How well it performs and holds up will depend on the machine design and your conditions.

Pete


----------



## Big Ed (Feb 10, 2013)

I was wondering the same thing.
My book just says to maintain proper ground clearance for your particular area to be cleared. 
They don't say what the "proper" clearance is.
I do know about adjusting the skids, but at what height do most set the scraper bar at for normal concrete or blacktop surfaces?

Adjust so it is sitting on the surface? 
Or 1/16", 1/8", 1/4"...1/2" high?


----------



## mkd (Dec 31, 2013)

ariens recommends for my 921030 to have 1/8" clearance on smooth surfaces and 7/8" on rough or gravel surfaces.


----------



## MnJim (Jan 26, 2014)

mkd said:


> ariens recommends for my 921030 to have 1/8" clearance on smooth surfaces and 7/8" on rough or gravel surfaces.


Deluxe 28 same here.

Them free wood paint stir sticks work great for 1/8".


----------



## Big Ed (Feb 10, 2013)

OK, thanks I have to readjust mine. mine was almost touching the ground on one side.
I never really looked at the scraper bar it till yesterday, one side was up 1/4" higher then the other side.


----------



## Chuck2 (Feb 7, 2014)

Thanks for the advice. 

But when I set out to do something I want to do it as good as possible. With that said, I've been running with the shave plate on the ground. Otherwise, I'd be leaving snow, ice, slush, whatever on the surface & the reason I bought the machine was to remove all that. I just hope I don't end up regretting it for some reason some day. Which is what I was inquiring about.


----------



## mkd (Dec 31, 2013)

chuck2! the reason for the gap is so the skids take the wear and not the center scraper blade. take a good look at the mounting bolts for the blade and see how much wear on the blade you can use before you start removing material from the bottom of the bucket or the bolts themselves. it is possable to wear the bottom of the bucket off enough your holes for mounting the blade could be compromised. i often wondered why the center blade couldn't be made out of heavy rubber like a semi mud flap instead of the steel?


----------



## uberT (Dec 29, 2013)

MnJim said:


> The free wood paint stir sticks work great for 1/8".
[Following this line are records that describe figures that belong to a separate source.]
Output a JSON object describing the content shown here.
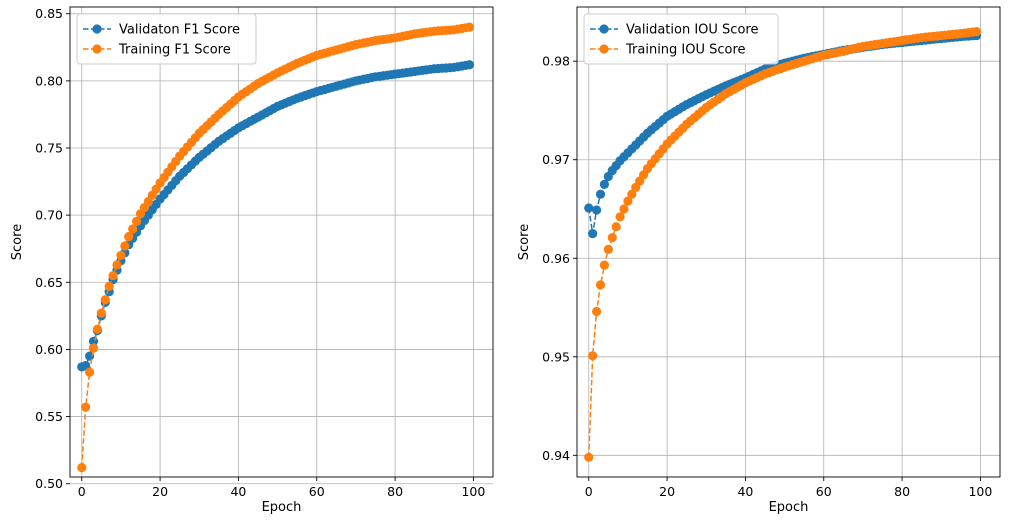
{
  "chart_data": [
    {
      "type": "line",
      "title": "",
      "xlabel": "Epoch",
      "ylabel": "Score",
      "xlim": [
        -3,
        105
      ],
      "ylim": [
        0.505,
        0.855
      ],
      "xticks": [
        "0",
        "20",
        "40",
        "60",
        "80",
        "100"
      ],
      "yticks": [
        "0.50",
        "0.55",
        "0.60",
        "0.65",
        "0.70",
        "0.75",
        "0.80",
        "0.85"
      ],
      "grid": true,
      "legend_position": "top-left",
      "series": [
        {
          "name": "Validaton F1 Score",
          "color": "#1f77b4",
          "marker": "circle",
          "linestyle": "dashed",
          "anchors": [
            [
              0,
              0.587
            ],
            [
              1,
              0.588
            ],
            [
              2,
              0.595
            ],
            [
              3,
              0.606
            ],
            [
              4,
              0.614
            ],
            [
              5,
              0.625
            ],
            [
              6,
              0.635
            ],
            [
              7,
              0.643
            ],
            [
              8,
              0.652
            ],
            [
              9,
              0.659
            ],
            [
              10,
              0.666
            ],
            [
              12,
              0.678
            ],
            [
              15,
              0.692
            ],
            [
              20,
              0.712
            ],
            [
              25,
              0.729
            ],
            [
              30,
              0.743
            ],
            [
              35,
              0.755
            ],
            [
              40,
              0.765
            ],
            [
              45,
              0.773
            ],
            [
              50,
              0.781
            ],
            [
              55,
              0.787
            ],
            [
              60,
              0.792
            ],
            [
              65,
              0.796
            ],
            [
              70,
              0.8
            ],
            [
              75,
              0.803
            ],
            [
              80,
              0.805
            ],
            [
              85,
              0.807
            ],
            [
              90,
              0.809
            ],
            [
              95,
              0.81
            ],
            [
              99,
              0.812
            ]
          ]
        },
        {
          "name": "Training F1 Score",
          "color": "#ff7f0e",
          "marker": "circle",
          "linestyle": "dashed",
          "anchors": [
            [
              0,
              0.512
            ],
            [
              1,
              0.557
            ],
            [
              2,
              0.583
            ],
            [
              3,
              0.601
            ],
            [
              4,
              0.615
            ],
            [
              5,
              0.627
            ],
            [
              6,
              0.637
            ],
            [
              7,
              0.647
            ],
            [
              8,
              0.655
            ],
            [
              9,
              0.663
            ],
            [
              10,
              0.67
            ],
            [
              12,
              0.684
            ],
            [
              15,
              0.701
            ],
            [
              20,
              0.724
            ],
            [
              25,
              0.744
            ],
            [
              30,
              0.761
            ],
            [
              35,
              0.775
            ],
            [
              40,
              0.788
            ],
            [
              45,
              0.798
            ],
            [
              50,
              0.806
            ],
            [
              55,
              0.813
            ],
            [
              60,
              0.819
            ],
            [
              65,
              0.823
            ],
            [
              70,
              0.827
            ],
            [
              75,
              0.83
            ],
            [
              80,
              0.832
            ],
            [
              85,
              0.835
            ],
            [
              90,
              0.837
            ],
            [
              95,
              0.838
            ],
            [
              99,
              0.84
            ]
          ]
        }
      ]
    },
    {
      "type": "line",
      "title": "",
      "xlabel": "Epoch",
      "ylabel": "Score",
      "xlim": [
        -3,
        105
      ],
      "ylim": [
        0.9378,
        0.9855
      ],
      "xticks": [
        "0",
        "20",
        "40",
        "60",
        "80",
        "100"
      ],
      "yticks": [
        "0.94",
        "0.95",
        "0.96",
        "0.97",
        "0.98"
      ],
      "grid": true,
      "legend_position": "top-left",
      "series": [
        {
          "name": "Validation IOU Score",
          "color": "#1f77b4",
          "marker": "circle",
          "linestyle": "dashed",
          "anchors": [
            [
              0,
              0.9651
            ],
            [
              1,
              0.9625
            ],
            [
              2,
              0.9649
            ],
            [
              3,
              0.9665
            ],
            [
              4,
              0.9675
            ],
            [
              5,
              0.9683
            ],
            [
              6,
              0.9689
            ],
            [
              7,
              0.9694
            ],
            [
              8,
              0.9699
            ],
            [
              9,
              0.9703
            ],
            [
              10,
              0.9707
            ],
            [
              12,
              0.9715
            ],
            [
              15,
              0.9727
            ],
            [
              20,
              0.9744
            ],
            [
              25,
              0.9756
            ],
            [
              30,
              0.9766
            ],
            [
              35,
              0.9775
            ],
            [
              40,
              0.9783
            ],
            [
              45,
              0.9792
            ],
            [
              50,
              0.9798
            ],
            [
              55,
              0.9803
            ],
            [
              60,
              0.9807
            ],
            [
              65,
              0.9811
            ],
            [
              70,
              0.9814
            ],
            [
              75,
              0.9817
            ],
            [
              80,
              0.9819
            ],
            [
              85,
              0.9821
            ],
            [
              90,
              0.9823
            ],
            [
              95,
              0.9825
            ],
            [
              99,
              0.9826
            ]
          ]
        },
        {
          "name": "Training IOU Score",
          "color": "#ff7f0e",
          "marker": "circle",
          "linestyle": "dashed",
          "anchors": [
            [
              0,
              0.9398
            ],
            [
              1,
              0.9501
            ],
            [
              2,
              0.9546
            ],
            [
              3,
              0.9573
            ],
            [
              4,
              0.9593
            ],
            [
              5,
              0.9609
            ],
            [
              6,
              0.9621
            ],
            [
              7,
              0.9632
            ],
            [
              8,
              0.9642
            ],
            [
              9,
              0.965
            ],
            [
              10,
              0.9658
            ],
            [
              12,
              0.9672
            ],
            [
              15,
              0.9691
            ],
            [
              20,
              0.9716
            ],
            [
              25,
              0.9736
            ],
            [
              30,
              0.9753
            ],
            [
              35,
              0.9767
            ],
            [
              40,
              0.9778
            ],
            [
              45,
              0.9787
            ],
            [
              50,
              0.9794
            ],
            [
              55,
              0.98
            ],
            [
              60,
              0.9806
            ],
            [
              65,
              0.981
            ],
            [
              70,
              0.9815
            ],
            [
              75,
              0.9818
            ],
            [
              80,
              0.9821
            ],
            [
              85,
              0.9824
            ],
            [
              90,
              0.9826
            ],
            [
              95,
              0.9828
            ],
            [
              99,
              0.983
            ]
          ]
        }
      ]
    }
  ]
}
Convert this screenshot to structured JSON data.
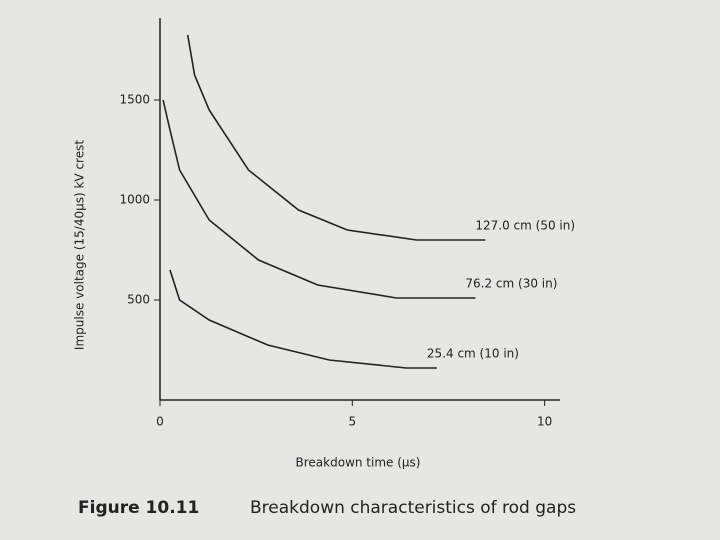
{
  "chart_data": {
    "type": "line",
    "x_label": "Breakdown time (µs)",
    "y_label": "Impulse voltage (15/40µs) kV crest",
    "caption_label": "Figure 10.11",
    "caption": "Breakdown characteristics of rod gaps",
    "xlim": [
      0,
      10.4
    ],
    "ylim": [
      0,
      1900
    ],
    "xticks": [
      0,
      5,
      10
    ],
    "yticks": [
      500,
      1000,
      1500
    ],
    "grid": false,
    "series": [
      {
        "name": "127.0 cm (50 in)",
        "color": "#222222",
        "x": [
          0.72,
          0.9,
          1.28,
          2.3,
          3.6,
          4.87,
          6.67,
          8.46
        ],
        "values": [
          1825,
          1625,
          1450,
          1150,
          950,
          850,
          800,
          800
        ]
      },
      {
        "name": "76.2 cm (30 in)",
        "color": "#222222",
        "x": [
          0.08,
          0.26,
          0.51,
          1.28,
          2.56,
          4.1,
          6.15,
          8.2
        ],
        "values": [
          1500,
          1350,
          1150,
          900,
          700,
          575,
          510,
          510
        ]
      },
      {
        "name": "25.4 cm (10 in)",
        "color": "#222222",
        "x": [
          0.26,
          0.51,
          1.28,
          2.8,
          4.4,
          6.4,
          7.2
        ],
        "values": [
          650,
          500,
          400,
          275,
          200,
          160,
          160
        ]
      }
    ]
  }
}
This is what I've been doing and also add a dime for slightly more clearance. I think it's still too close after using the machine yesterday. Cars had driven over the snow before I could get out and those packed tracks cause the machine to jump around in a bad way. It does a great job where the cars haven't been, pavement is almost clean.

I think I'm going to reset it today: paint sticks + a quarter (coin)


----------



## MnJim (Jan 26, 2014)

mkd said:


> chuck2! the reason for the gap is so the skids take the wear and not the center scraper blade. take a good look at the mounting bolts for the blade and see how much wear on the blade you can use before you start removing material from the bottom of the bucket or the bolts themselves. it is possable to wear the bottom of the bucket off enough your holes for mounting the blade could be compromised.


 Guess that's the answer. 
So you can adjust it 1/8" or regret wearing thru the shave bar and into your bucket.


----------



## Chuck2 (Feb 7, 2014)

The bolts were getting worn down so I cut off the excess length with my Dremel. The shave plate has a nice sharp edge on it. I don't foresee it wearing down to a point of concern anytime soon. I'll be keeping a eye on it.


----------